Learnings from Borlänge

Train Station Michail Sarafidis More

This proposal for Bolange’s Central Station features a symmetrical facade in a simplified Greek Doric style. Built in purple-red granite and white-washed brick, it creates a massive monumental composition which, as the traveler moves closer, begins to reveal its more intricate and idiosyncratic details.

The design fluctuates between large expanses of rough natural materials and short bursts of extravagance to accentuate important elements. The central entrance features a modified Serlian-window-type archway with a semi-circular opening above. The arch is crowned by a globe ornament, in contrast with the starkness of the rest of the building. A similar Serlian arch motif is repeated on the other entrances to the station, giving the design a unifying uniformity. The entire building is set on a series of intersecting axes, each in turn determining the position and orientation of the rooms they run through. The central hall is positioned on the intersection of the two major axes, with two waiting rooms either side. Two smaller halls are placed at each of the two short ends of the building, while the Doric colonnade runs the entire length of the building on south-eastern main elevation, providing shelter. Auxiliary spaces such as shops and amenities are not shown in the plan.The vast copper roof, sadly not completely resolved in this design, is steep to provide protection from heavy snowfall. It is supported by a simplified Corinthian cornice made in granite, although in retrospect I would have removed the cornice and instead replaced it with exposed timber rafters set in a deep projection. 

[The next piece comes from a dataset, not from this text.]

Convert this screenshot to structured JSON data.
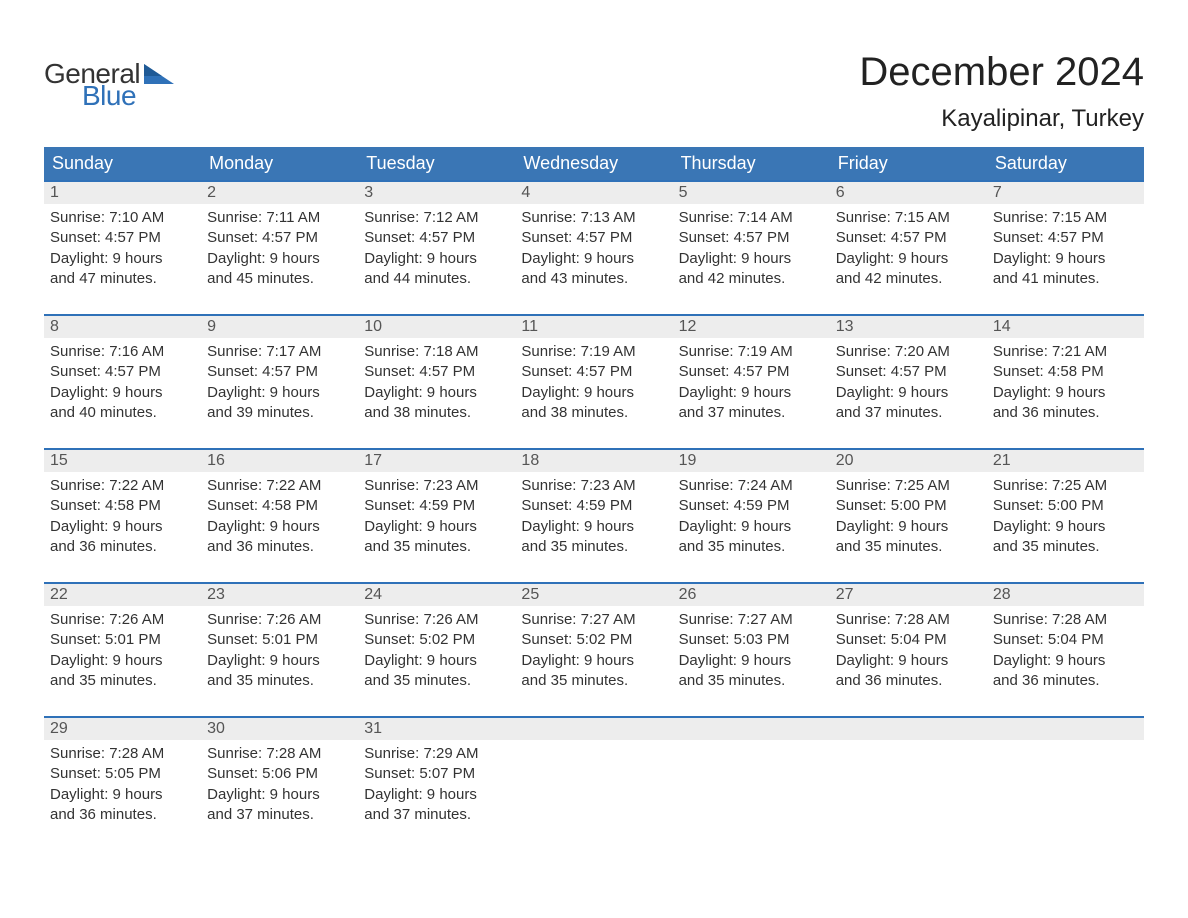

Pressed for time, the drawing is not entirely finished. It would perhaps help the reader to imagine the intricate ironwork of the wall of glazing behind the colonnade and arched entrances, which look menacingly empty at the moment, as well as the discreet cornice over the windows of the first floor. All these elements would help ‘ground’ the design by providing an additional sense of the human scale. This design has been an exercise in the intersection of the rigidly classical with the vernacular, of mass with instances of intricacy, and although not entirely successful it has been a great learning experience. The more sharp-eyed reader might also notice a certain flying squirrel in this drawing, drawn as part of a lost bet, a reminder that Engelsberg is both a place for learning and a place for forging friendships.